Receptor subtypes mediating renal actions of calcitonin gene-related peptide.

We previously reported that the renal arterial infusions of non-hypotensive doses of calcitonin gene-related peptide (CGRP) caused renal vasodilatation and increases in glomerular filtration rate at a low dose, but renal vasoconstriction, natriuresis and kaliuresis at a high dose.

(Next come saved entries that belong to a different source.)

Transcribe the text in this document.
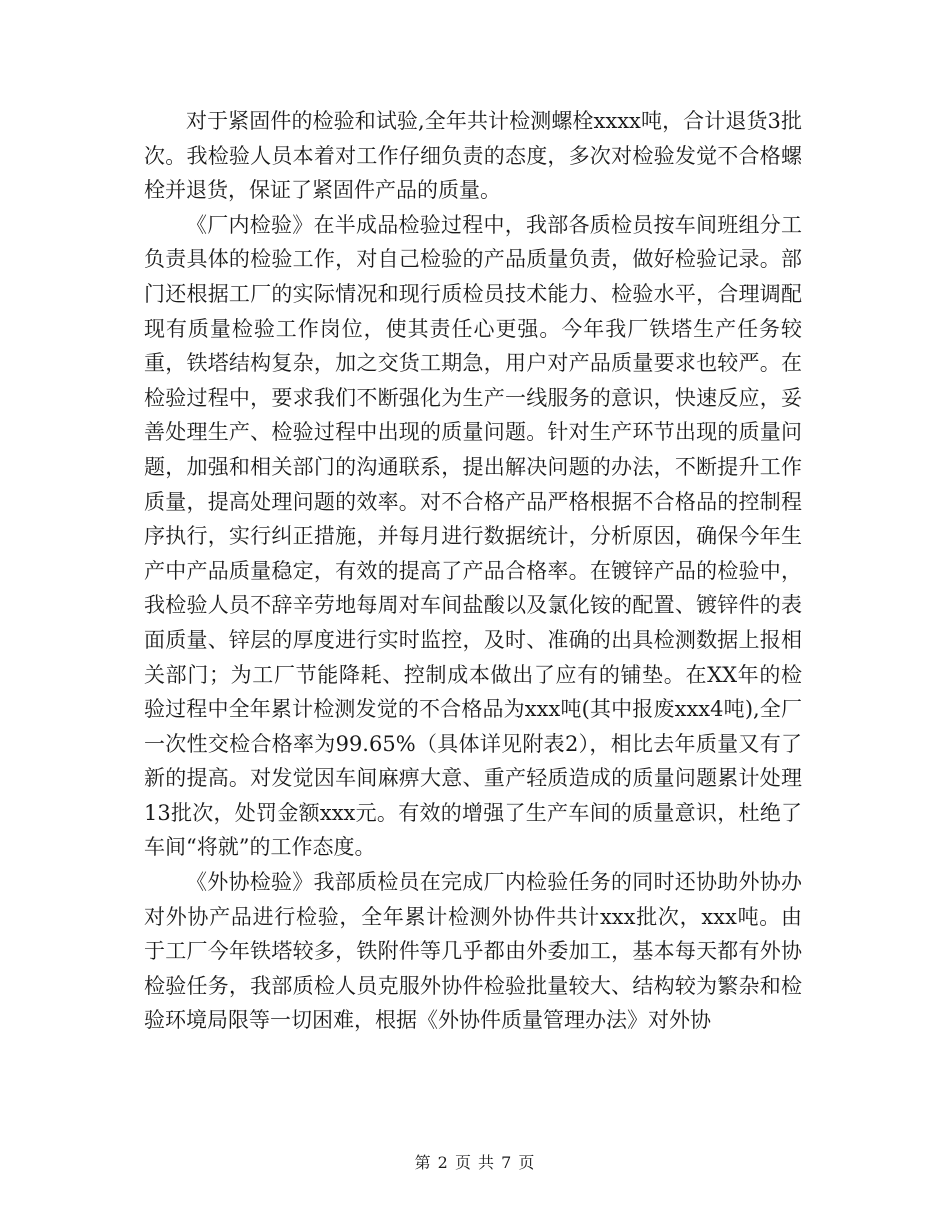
对于紧固件的检验和试验,全年共计检测螺栓xxxx吨，合计退货3批次。我检验人员本着对工作仔细负责的态度，多次对检验发觉不合格螺栓并退货，保证了紧固件产品的质量。

《厂内检验》在半成品检验过程中，我部各质检员按车间班组分工负责具体的检验工作，对自己检验的产品质量负责，做好检验记录。部门还根据工厂的实际情况和现行质检员技术能力、检验水平，合理调配现有质量检验工作岗位，使其责任心更强。今年我厂铁塔生产任务较重，铁塔结构复杂，加之交货工期急，用户对产品质量要求也较严。在检验过程中，要求我们不断强化为生产一线服务的意识，快速反应，妥善处理生产、检验过程中出现的质量问题。针对生产环节出现的质量问题，加强和相关部门的沟通联系，提出解决问题的办法，不断提升工作质量，提高处理问题的效率。对不合格产品严格根据不合格品的控制程序执行，实行纠正措施，并每月进行数据统计，分析原因，确保今年生产中产品质量稳定，有效的提高了产品合格率。在镀锌产品的检验中，我检验人员不辞辛劳地每周对车间盐酸以及氯化铵的配置、镀锌件的表面质量、锌层的厚度进行实时监控，及时、准确的出具检测数据上报相关部门；为工厂节能降耗、控制成本做出了应有的铺垫。在XX年的检验过程中全年累计检测发觉的不合格品为xxx吨(其中报废xxx4吨),全厂一次性交检合格率为99.65%（具体详见附表2），相比去年质量又有了新的提高。对发觉因车间麻痹大意、重产轻质造成的质量问题累计处理13批次，处罚金额xxx元。有效的增强了生产车间的质量意识，杜绝了车间“将就”的工作态度。

《外协检验》我部质检员在完成厂内检验任务的同时还协助外协办对外协产品进行检验，全年累计检测外协件共计xxx批次，xxx吨。由于工厂今年铁塔较多，铁附件等几乎都由外委加工，基本每天都有外协检验任务，我部质检人员克服外协件检验批量较大、结构较为繁杂和检验环境局限等一切困难，根据《外协件质量管理办法》对外协

第 2 页 共 7 页
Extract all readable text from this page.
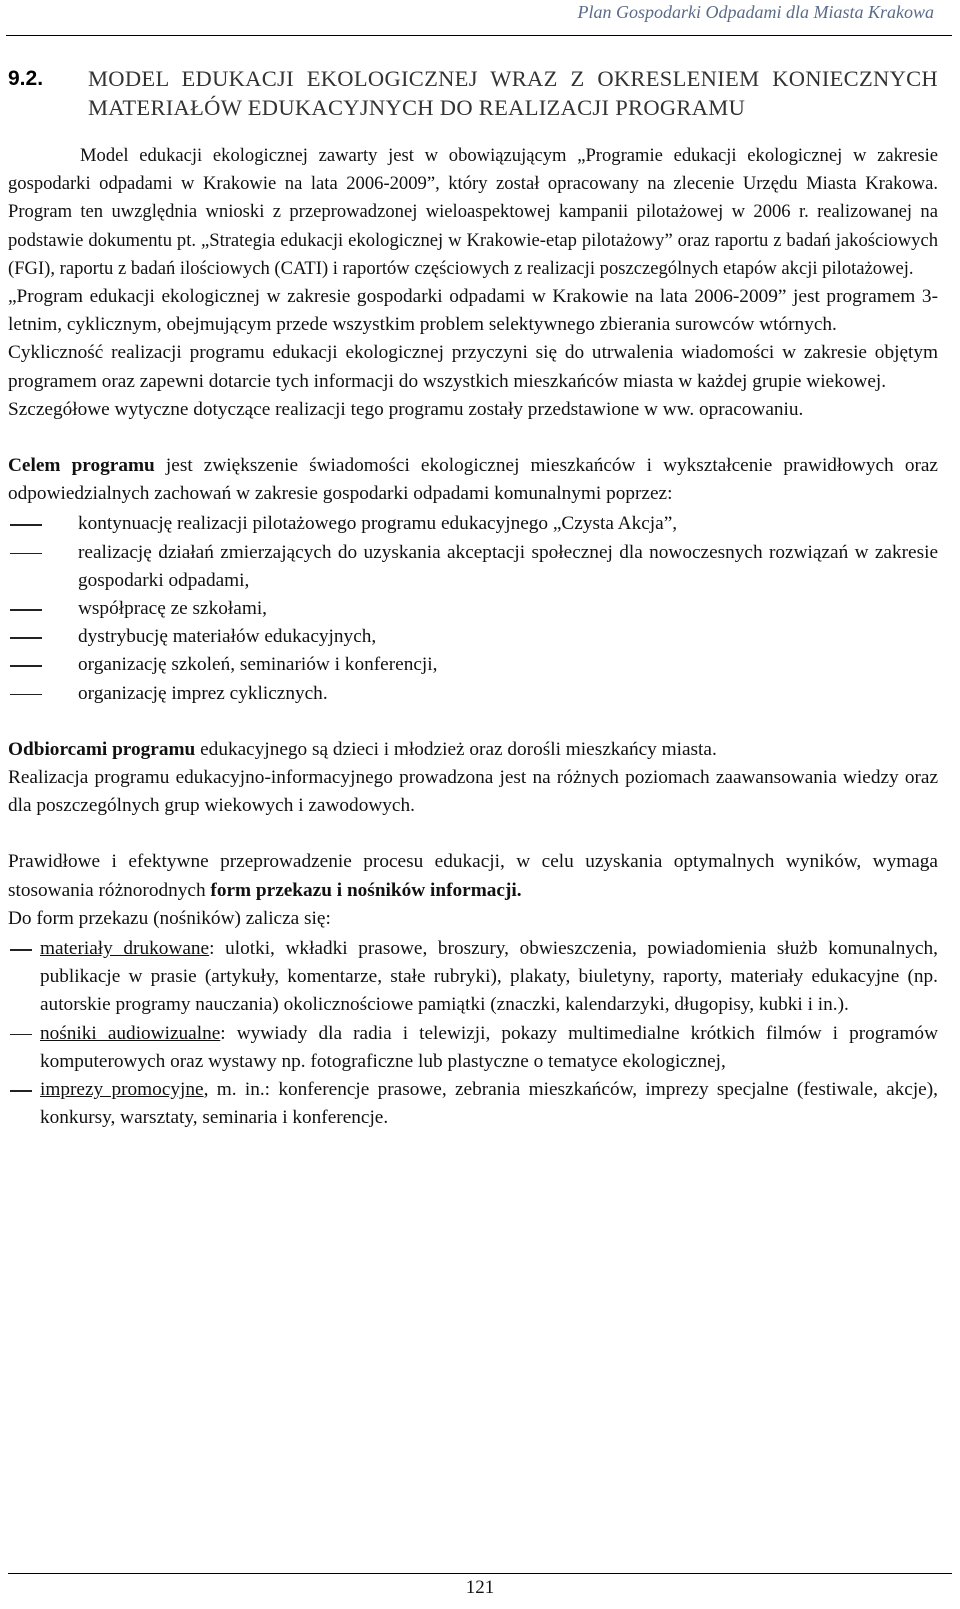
Plan Gospodarki Odpadami dla Miasta Krakowa
9.2.	MODEL EDUKACJI EKOLOGICZNEJ WRAZ Z OKRESLENIEM KONIECZNYCH MATERIAŁÓW EDUKACYJNYCH DO REALIZACJI PROGRAMU

Model edukacji ekologicznej zawarty jest w obowiązującym „Programie edukacji ekologicznej w zakresie gospodarki odpadami w Krakowie na lata 2006-2009”, który został opracowany na zlecenie Urzędu Miasta Krakowa. Program ten uwzględnia wnioski z przeprowadzonej wieloaspektowej kampanii pilotażowej w 2006 r. realizowanej na podstawie dokumentu pt. „Strategia edukacji ekologicznej w Krakowie-etap pilotażowy” oraz raportu z badań jakościowych (FGI), raportu z badań ilościowych (CATI) i raportów częściowych z realizacji poszczególnych etapów akcji pilotażowej.

„Program edukacji ekologicznej w zakresie gospodarki odpadami w Krakowie na lata 2006-2009” jest programem 3-letnim, cyklicznym, obejmującym przede wszystkim problem selektywnego zbierania surowców wtórnych.

Cykliczność realizacji programu edukacji ekologicznej przyczyni się do utrwalenia wiadomości w zakresie objętym programem oraz zapewni dotarcie tych informacji do wszystkich mieszkańców miasta w każdej grupie wiekowej.

Szczegółowe wytyczne dotyczące realizacji tego programu zostały przedstawione w ww. opracowaniu.

Celem programu jest zwiększenie świadomości ekologicznej mieszkańców i wykształcenie prawidłowych oraz odpowiedzialnych zachowań w zakresie gospodarki odpadami komunalnymi poprzez:

kontynuację realizacji pilotażowego programu edukacyjnego „Czysta Akcja”,
realizację działań zmierzających do uzyskania akceptacji społecznej dla nowoczesnych rozwiązań w zakresie gospodarki odpadami,
współpracę ze szkołami,
dystrybucję materiałów edukacyjnych,
organizację szkoleń, seminariów i konferencji,
organizację imprez cyklicznych.

Odbiorcami programu edukacyjnego są dzieci i młodzież oraz dorośli mieszkańcy miasta.

Realizacja programu edukacyjno-informacyjnego prowadzona jest na różnych poziomach zaawansowania wiedzy oraz dla poszczególnych grup wiekowych i zawodowych.

Prawidłowe i efektywne przeprowadzenie procesu edukacji, w celu uzyskania optymalnych wyników, wymaga stosowania różnorodnych form przekazu i nośników informacji.

Do form przekazu (nośników) zalicza się:

materiały drukowane: ulotki, wkładki prasowe, broszury, obwieszczenia, powiadomienia służb komunalnych, publikacje w prasie (artykuły, komentarze, stałe rubryki), plakaty, biuletyny, raporty, materiały edukacyjne (np. autorskie programy nauczania) okolicznościowe pamiątki (znaczki, kalendarzyki, długopisy, kubki i in.).
nośniki audiowizualne: wywiady dla radia i telewizji, pokazy multimedialne krótkich filmów i programów komputerowych oraz wystawy np. fotograficzne lub plastyczne o tematyce ekologicznej,
imprezy promocyjne, m. in.: konferencje prasowe, zebrania mieszkańców, imprezy specjalne (festiwale, akcje), konkursy, warsztaty, seminaria i konferencje.
121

In the present study, we examined the effects of the specific CGRP1 receptor antagonist (CGRP-(8-37) (1 and 10 nmol/kg) and the putative CGRP receptor antagonist, [Tyr(0)]CGRP-(28-37)(3 and 30 nmol/kg), on the renal vascular and tubular effects of CGRP in inactin-anaesthetized Sprague-Dawley rats. Renal arterial infusion of single doses of CGRP (0.3-300 pmol/kg per min) did not significantly alter mean arterial pressure or heart rate. However, during the continuous renal arterial infusion of either CGRP-(8-37) or [Tyr(0)CGRP-(28-37) incompletely inhibited the vasoconstriction but did not inhibit diuresis, natriuresis and kaliuresis elicited by a high but non-hypotensive dose of CGRP. On the basis that CGRP-(8-37) is a competitive CGRP1 receptor antagonist, our results suggest: (1) the renal vascular effect of CGRP is completely mediated via the activation of CGRP1 receptors, (2) the renal tubular effects of CGRP are not mediated via CGRP1 receptors, and (3) [Tyr(0)]CGRP-(28-37) is a CGRP1 receptor antagonist with potency and efficacy less than those of CGRP-(8-37).